Pemutihan yang Berujung Bencana
Tim peneliti yang dipimpin Byrne memanfaatkan data suhu, rekaman video, dan pengamatan langsung untuk memantau 12 jenis karang. Mereka menemukan beberapa genus karang, seperti Goniopora, mengalami pemutihan parah hingga terinfeksi penyakit “pita hitam” yang memakan jaringan karang.
“Meski karang dapat pulih dari pemutihan ringan ketika suhu air kembali normal, apa yang kami saksikan di One Tree Reef membawa konsekuensi bencana,” tulis tim peneliti dalam laporan mereka.
Risiko Pemutihan Beruntun
Menurut Richard Leck, Kepala Bidang Kelautan WWF Australia, tekanan panas yang intens selama musim panas, terutama di wilayah utara Australia, meningkatkan risiko pemutihan berturut-turut. “Terumbu karang kini berada di bawah tekanan besar akibat perubahan iklim, dan statusnya sebagai warisan dunia menghadapi ancaman yang semakin nyata,” jelas Leck.
Pemerintah Australia pun mengambil langkah serius dengan meminta laporan dari Unesco tentang kondisi terumbu karang, yang akan dipublikasikan pada Februari mendatang.

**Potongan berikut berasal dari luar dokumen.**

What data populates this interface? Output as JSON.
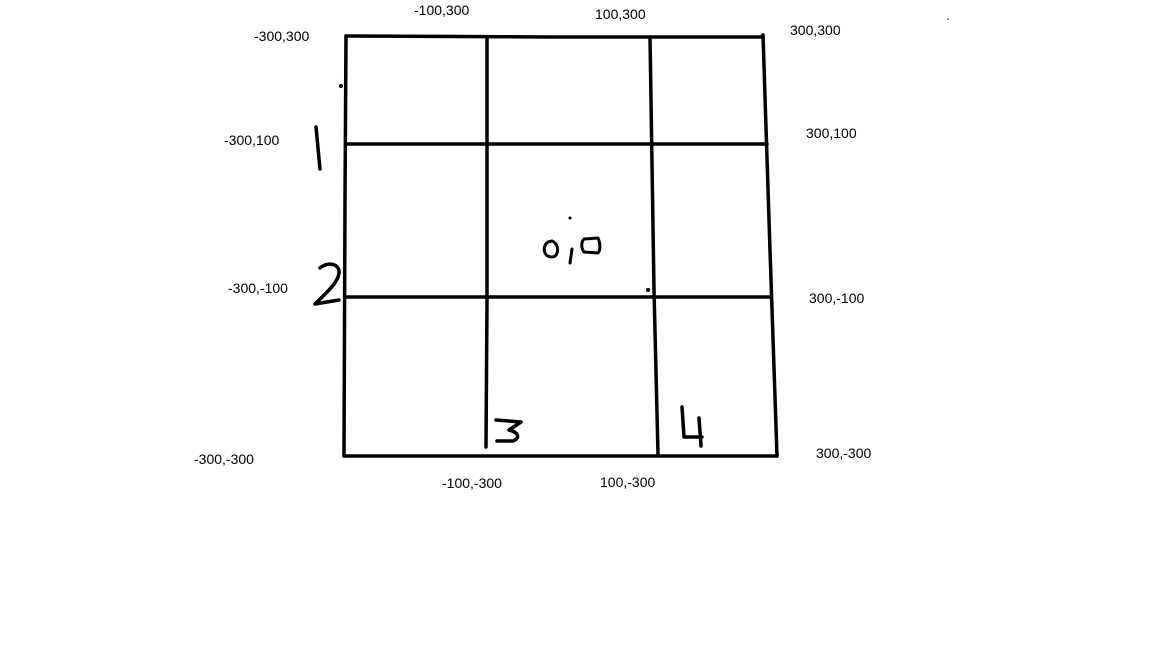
{
  "corner_labels": {
    "top_left": "-300,300",
    "top_mid_left": "-100,300",
    "top_mid_right": "100,300",
    "top_right": "300,300",
    "upper_left": "-300,100",
    "upper_right": "300,100",
    "lower_left": "-300,-100",
    "lower_right": "300,-100",
    "bottom_left": "-300,-300",
    "bottom_mid_left": "-100,-300",
    "bottom_mid_right": "100,-300",
    "bottom_right": "300,-300"
  },
  "handwritten": {
    "line_1": "1",
    "line_2": "2",
    "line_3": "3",
    "line_4": "4",
    "origin": "0,0"
  },
  "colors": {
    "ink": "#000000",
    "background": "#ffffff"
  }
}
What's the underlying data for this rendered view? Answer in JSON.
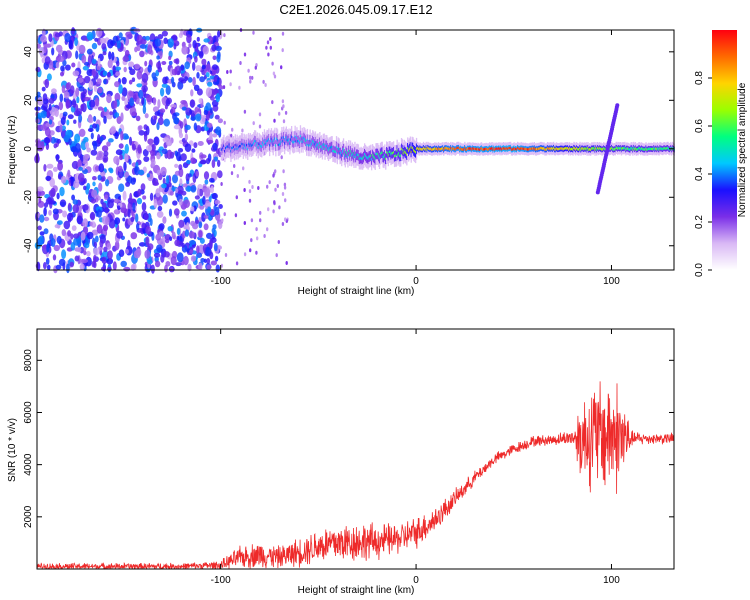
{
  "figure": {
    "title": "C2E1.2026.045.09.17.E12"
  },
  "chart_data": [
    {
      "type": "heatmap",
      "panel": "top",
      "title": "C2E1.2026.045.09.17.E12",
      "xlabel": "Height of straight line (km)",
      "ylabel": "Frequency (Hz)",
      "xlim": [
        -194,
        132
      ],
      "ylim": [
        -50,
        49
      ],
      "xticks": [
        -100,
        0,
        100
      ],
      "yticks": [
        -40,
        -20,
        0,
        20,
        40
      ],
      "colorbar": {
        "label": "Normalized spectral amplitude",
        "range": [
          0,
          1
        ],
        "ticks": [
          0.0,
          0.2,
          0.4,
          0.6,
          0.8
        ],
        "tick_labels": [
          "0.0",
          "0.2",
          "0.4",
          "0.6",
          "0.8"
        ],
        "colormap": [
          "#ffffff",
          "#d9b8f5",
          "#7a2ee8",
          "#1a10ff",
          "#00c8ff",
          "#00ff80",
          "#9aff00",
          "#ffd400",
          "#ff6a00",
          "#ff0010"
        ]
      },
      "noise_region": {
        "x": [
          -194,
          -100
        ],
        "amplitude": 0.3
      },
      "track": {
        "description": "Signal centered near 0 Hz from -100 to 132 km",
        "points": [
          {
            "x": -100,
            "f": 0,
            "amp": 0.35
          },
          {
            "x": -80,
            "f": 2,
            "amp": 0.4
          },
          {
            "x": -60,
            "f": 4,
            "amp": 0.42
          },
          {
            "x": -40,
            "f": -1,
            "amp": 0.45
          },
          {
            "x": -25,
            "f": -4,
            "amp": 0.5
          },
          {
            "x": -10,
            "f": -2,
            "amp": 0.6
          },
          {
            "x": 0,
            "f": 0,
            "amp": 0.75
          },
          {
            "x": 20,
            "f": 0,
            "amp": 0.9
          },
          {
            "x": 50,
            "f": 0,
            "amp": 0.95
          },
          {
            "x": 80,
            "f": 0,
            "amp": 0.7
          },
          {
            "x": 100,
            "f": 0,
            "amp": 0.6
          },
          {
            "x": 132,
            "f": 0,
            "amp": 0.55
          }
        ],
        "transient": {
          "x": [
            93,
            103
          ],
          "f": [
            -18,
            18
          ]
        }
      }
    },
    {
      "type": "line",
      "panel": "bottom",
      "xlabel": "Height of straight line (km)",
      "ylabel": "SNR (10 * v/v)",
      "xlim": [
        -194,
        132
      ],
      "ylim": [
        0,
        9200
      ],
      "xticks": [
        -100,
        0,
        100
      ],
      "yticks": [
        2000,
        4000,
        6000,
        8000
      ],
      "series": [
        {
          "name": "SNR",
          "color": "#ee2a2a",
          "envelope": {
            "x": [
              -194,
              -120,
              -100,
              -90,
              -80,
              -70,
              -60,
              -50,
              -40,
              -30,
              -20,
              -10,
              0,
              10,
              20,
              30,
              40,
              50,
              60,
              70,
              80,
              85,
              90,
              95,
              100,
              105,
              110,
              120,
              132
            ],
            "mean": [
              100,
              100,
              150,
              450,
              550,
              450,
              650,
              900,
              1000,
              1050,
              1050,
              1150,
              1400,
              1900,
              2700,
              3500,
              4200,
              4600,
              4900,
              4950,
              5050,
              5000,
              5100,
              5100,
              5200,
              5000,
              5000,
              5000,
              5000
            ],
            "amp": [
              150,
              150,
              200,
              500,
              600,
              500,
              650,
              800,
              900,
              900,
              800,
              700,
              700,
              600,
              400,
              300,
              250,
              250,
              250,
              250,
              350,
              2000,
              2400,
              2600,
              2600,
              2500,
              350,
              250,
              250
            ]
          }
        }
      ]
    }
  ]
}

Leck menambahkan, “Gambaran akurat tentang kesehatan terumbu karang sangat penting, termasuk upaya baru yang lebih besar untuk melindunginya.”
Alarm Krisis Global
Kondisi di Great Barrier Reef mencerminkan dampak global perubahan iklim terhadap keanekaragaman hayati laut. Kehancuran terumbu karang tidak hanya berdampak pada ekosistem laut, tetapi juga mengancam mata pencaharian jutaan orang yang bergantung pada sektor perikanan dan pariwisata.
Fenomena ini menjadi peringatan bahwa tindakan nyata dan kolaborasi global diperlukan untuk mengurangi dampak perubahan iklim. Jika tidak, “kiamat” ekologis seperti yang terjadi di Great Barrier Reef hanya akan menjadi awal dari krisis lingkungan yang lebih besar.